Datanami: Can you talk to us about the development of Kudu? What challenges did you face?
We started the Kudu project at Cloudera towards the end of 2012. So, even though it’s quite new to the public, it’s actually been in development for a reasonably long time compared to some other new open source projects that have been recently announced.
I started the project to address a couple of trends that I saw in our customer base and the larger big data community in 2012. The first was that people were starting to get interested in these more real-time workloads, running analysis workloads that reflect up-to-the-second data. The second was that hardware was changing, with technologies like solid state storage getting cheaper and RAM getting steadily larger. The first generation of Hadoop storage systems (HDFS and HBase) are terrific, mature pieces of software, but neither one really addresses these two trends head-on. Luckily, I was able to pitch the idea to build a new storage engine to the Cloudera leadership team and had the opportunity to kick off the Kudu project.
One of the biggest challenges with a project like this is the long time scale it takes to get to what would be considered a “minimum viable product”. It probably took a year and a half of work before we really had anything resembling a distributed system, and another year on top of that until we had true multi-node support and fault tolerance. When working on such a long time scale, it’s important to keep a work-life balance and prevent burn-out. We did our best to set intermediate milestones and simple demos to track our progress and feel like we were getting closer to the eventual goal, despite having no customers or real workloads for 3 years. We’ve also been really fortunate to get a great team on the project — both transfers from other teams at Cloudera as well as some excellent new hires. Working with people you like is the best way to stay happy on a long term project.

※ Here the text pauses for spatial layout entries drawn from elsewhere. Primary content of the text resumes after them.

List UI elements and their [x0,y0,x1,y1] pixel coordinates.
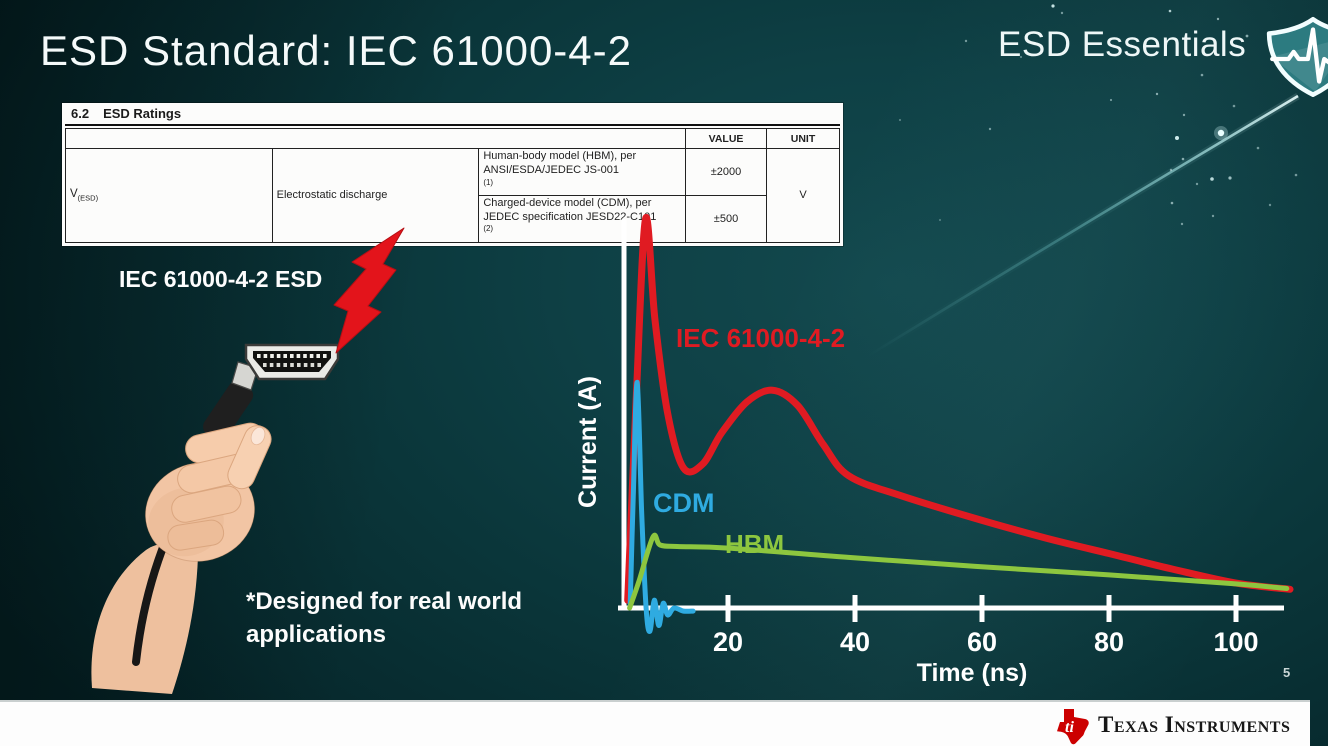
ti-logo: ti Texas Instruments [1052,708,1291,745]
star [1175,136,1179,140]
lightning-bolt-icon [333,227,405,354]
hbm-description-cell: Human-body model (HBM), per ANSI/ESDA/JE… [478,148,686,196]
ti-logo-text: Texas Instruments [1098,712,1291,737]
esd-shield-icon [1266,16,1328,98]
series-curve-iec-61000-4-2 [624,213,1294,604]
header-unit: UNIT [766,128,840,149]
x-tick-label: 40 [840,627,870,657]
symbol-subscript: (ESD) [77,193,99,203]
star [1232,104,1236,108]
star [1200,73,1204,77]
series-curve-hbm [627,532,1290,611]
comet-streak [867,94,1299,358]
ti-letters: ti [1065,719,1074,736]
series-curve-cdm [627,379,696,634]
ring-finger [171,485,242,523]
symbol: V [70,188,78,201]
cdm-description: Charged-device model (CDM), per JEDEC sp… [483,196,657,223]
header-empty-cell [65,128,686,149]
page-title: ESD Standard: IEC 61000-4-2 [40,27,632,74]
hbm-footnote-ref: (1) [483,177,494,187]
star [1210,177,1214,181]
star [1182,113,1186,117]
shield-facet [1271,42,1328,92]
thumbnail [250,426,266,446]
star [1256,146,1260,150]
cdm-description-cell: Charged-device model (CDM), per JEDEC sp… [478,194,686,243]
star [1294,173,1298,177]
texas-shape [1057,709,1089,745]
comet-streak-glow [866,92,1300,359]
star [964,39,968,43]
esd-ratings-panel: 6.2 ESD Ratings VALUE UNIT V(ESD) Electro… [62,103,843,246]
star [1211,214,1215,218]
symbol-cell: V(ESD) [65,148,273,243]
series-label-cdm: CDM [653,488,715,518]
series-label-iec-61000-4-2: IEC 61000-4-2 [676,323,845,353]
series-brand: ESD Essentials [998,25,1247,64]
star [1228,176,1232,180]
section-title: ESD Ratings [103,106,182,121]
comet-head [1217,129,1225,137]
cdm-footnote-ref: (2) [483,224,494,234]
design-footnote: *Designed for real world applications [246,585,522,651]
hbm-description: Human-body model (HBM), per ANSI/ESDA/JE… [483,150,637,176]
y-axis-label: Current (A) [574,376,602,508]
plug-body [203,381,254,441]
x-tick-label: 60 [967,627,997,657]
star [898,118,902,122]
star [1268,203,1272,207]
hbm-value: ±2000 [685,148,767,196]
parameter-cell: Electrostatic discharge [271,148,480,243]
x-axis-label: Time (ns) [917,659,1028,687]
table-header-row: VALUE UNIT [65,128,840,149]
footnote-line-2: applications [246,621,387,648]
star [1168,9,1172,13]
star [1109,98,1113,102]
header-value: VALUE [685,128,767,149]
illustration-label: IEC 61000-4-2 ESD [119,266,323,292]
star [938,218,942,222]
star [1216,17,1220,21]
star [1060,11,1064,15]
star [1169,168,1173,172]
unit-cell: V [766,148,840,243]
series-label-hbm: HBM [725,529,784,559]
ti-texas-logo-icon: ti [1057,709,1089,745]
esd-ratings-table: VALUE UNIT V(ESD) Electrostatic discharg… [65,128,840,243]
footnote-line-1: *Designed for real world [246,588,523,615]
x-tick-label: 100 [1213,627,1258,657]
page-number: 5 [1283,665,1291,680]
star [1155,92,1159,96]
star [1181,157,1185,161]
table-section-heading: 6.2 ESD Ratings [65,105,840,126]
section-number: 6.2 [71,106,90,121]
table-row-hbm: V(ESD) Electrostatic discharge Human-bod… [65,148,840,243]
star [1195,182,1199,186]
star [1180,222,1184,226]
star [1051,4,1055,8]
cdm-value: ±500 [685,194,767,243]
comet-head-glow [1214,126,1228,140]
star [1170,201,1174,205]
heartbeat-pulse-icon [1270,27,1328,84]
x-tick-label: 20 [713,627,743,657]
pinky-finger [167,519,225,551]
star [988,127,992,131]
hand-holding-connector-illustration [91,227,405,694]
footer-bar: ti Texas Instruments [0,700,1310,746]
x-tick-label: 80 [1094,627,1124,657]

Datanami: Generally speaking, on the subject of big data, what do you see as the most important trends for 2016 that will have an impact now and into the future?
One of the most exciting new technologies that people should be looking at is 3D Xpoint, a new persistent memory technology developed by Intel and announced late last year. This is a new type of device that will fit into a DIMM slot and offer performance that’s similar to DRAM for many applications, but at a lower price point, and with persistence across power loss. Just like we saw with NAND flash SSDs over the last decade, I think this technology will really transform the way we build and operate latency-sensitive workloads.
If we only look at big data workloads from the last couple years, we might not immediately think this super-low-latency storage is that relevant. However, there’s also the new trend of trying to do more and more analysis in real time. The new hardware technology should be a really great enabler for this new type of workload. The Kudu team has been working with engineers from Intel so that when this hardware becomes generally available to the public, we’ll already be ready to take advantage of it. From an engineer’s perspective, that’s pretty cool!
Datanami: Outside of the professional sphere, what can you tell us about yourself – personal life, family, background, hobbies, etc.?
I grew up on the east coast, but have lived in San Francisco since I started working on the Hadoop ecosystem at Cloudera in 2009. Outside of work, I enjoy cooking, playing piano and cello, and taking occasional camping trips around the bay area.
Datanami: Final question: Who is your idol in the big data industry and why?
I don’t have one single “idol”, but I’ve been fortunate to work with and learn a lot from some really great engineers. Michael Stack from the Apache HBase project has always been a model of how to run an inclusive and welcoming community. Doug Cutting, the founder of the Hadoop project, has shown me how devoting yourself to an area of work over the long term can lead to a huge and vibrant open-source ecosystem. And, of course, I think all distributed systems developers are a little bit of a Jeff Dean fanboy for his contributions published by Google.